While your pet is hospitalised with us, there will be a nurse responsible for each ward who will work in conjunction with the vet in charge of your pet. If your vet is absent due to holiday / sickness / training, another vet may be asked to oversee your pet's treatment. Clinical rounds are carried out twice daily at 8.30am and 3pm with the vets and hospital nurses looking at each in-patient and planning its treatment for the day.

Clinical Updates

The best time to phone for an update about your animal is 9.30-10am and 3.30-4pm when the vets and nurses have finished their rounds.

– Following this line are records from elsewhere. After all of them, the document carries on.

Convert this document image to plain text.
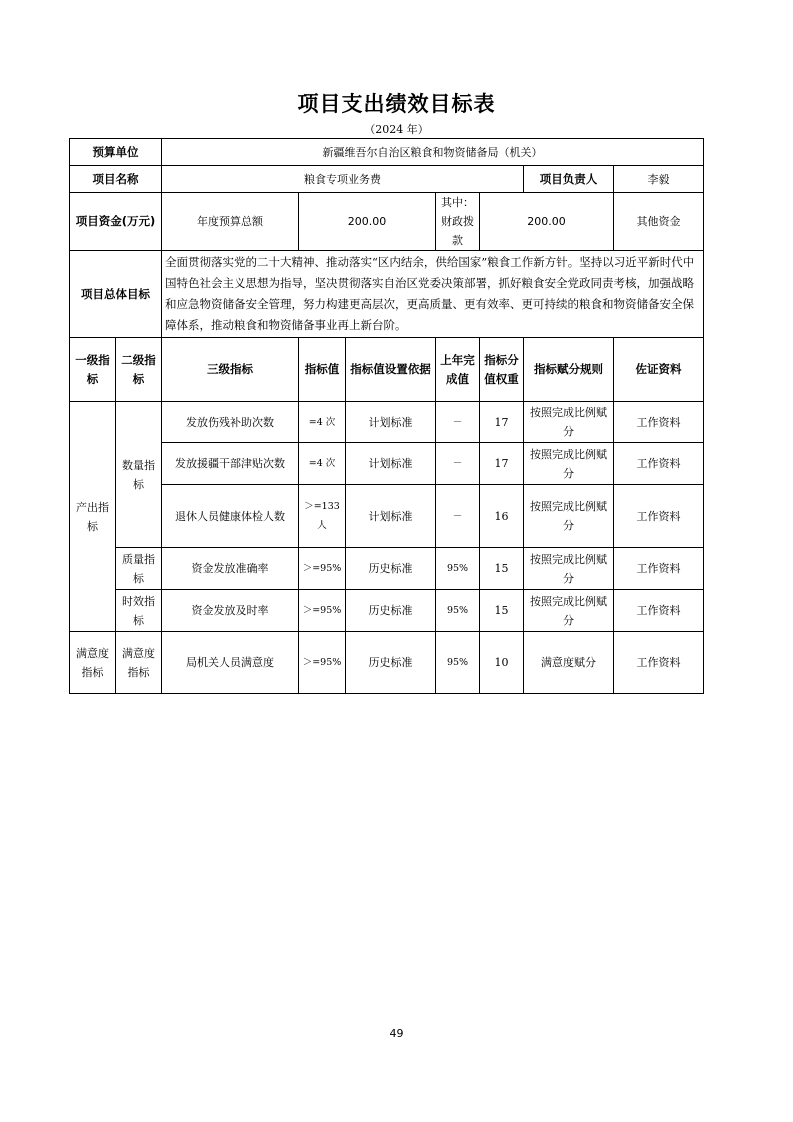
项目支出绩效目标表
（2024 年）
预算单位		新疆维吾尔自治区粮食和物资储备局（机关）							
项目名称		粮食专项业务费					项目负责人	李毅	
项目资金(万元)		年度预算总额	200.00		其中：财政拨款	200.00		其他资金	
项目总体目标		全面贯彻落实党的二十大精神、推动落实“区内结余，供给国家”粮食工作新方针。坚持以习近平新时代中国特色社会主义思想为指导，坚决贯彻落实自治区党委决策部署，抓好粮食安全党政同责考核，加强战略和应急物资储备安全管理，努力构建更高层次，更高质量、更有效率、更可持续的粮食和物资储备安全保障体系，推动粮食和物资储备事业再上新台阶。							
一级指标	二级指标	三级指标	指标值	指标值设置依据	上年完成值	指标分值权重	指标赋分规则	佐证资料	
产出指标	数量指标	发放伤残补助次数	=4 次	计划标准	－	17	按照完成比例赋分	工作资料	
		发放援疆干部津贴次数	=4 次	计划标准	－	17	按照完成比例赋分	工作资料	
		退休人员健康体检人数	＞=133 人	计划标准	－	16	按照完成比例赋分	工作资料	
	质量指标	资金发放准确率	＞=95%	历史标准	95%	15	按照完成比例赋分	工作资料	
	时效指标	资金发放及时率	＞=95%	历史标准	95%	15	按照完成比例赋分	工作资料	
满意度指标	满意度指标	局机关人员满意度	＞=95%	历史标准	95%	10	满意度赋分	工作资料	
49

The nurse will usually be able to give you an update on how your pet is doing, but if you would also like to speak to a vet then just request a return phone call. Unless it is urgent the vet may not be able to call you back immediately (they may be consulting or operating) but they will get back to you as soon as possible.

Visiting

It is usually possible to arrange for you to visit your pet whilst it is hospitalised. Please discuss this with the hospital nurse who will advise you of visiting hours and whether it is appropriate. If your pet is recovering from surgery it may be better to allow a quiet undisturbed recovery rather than visit.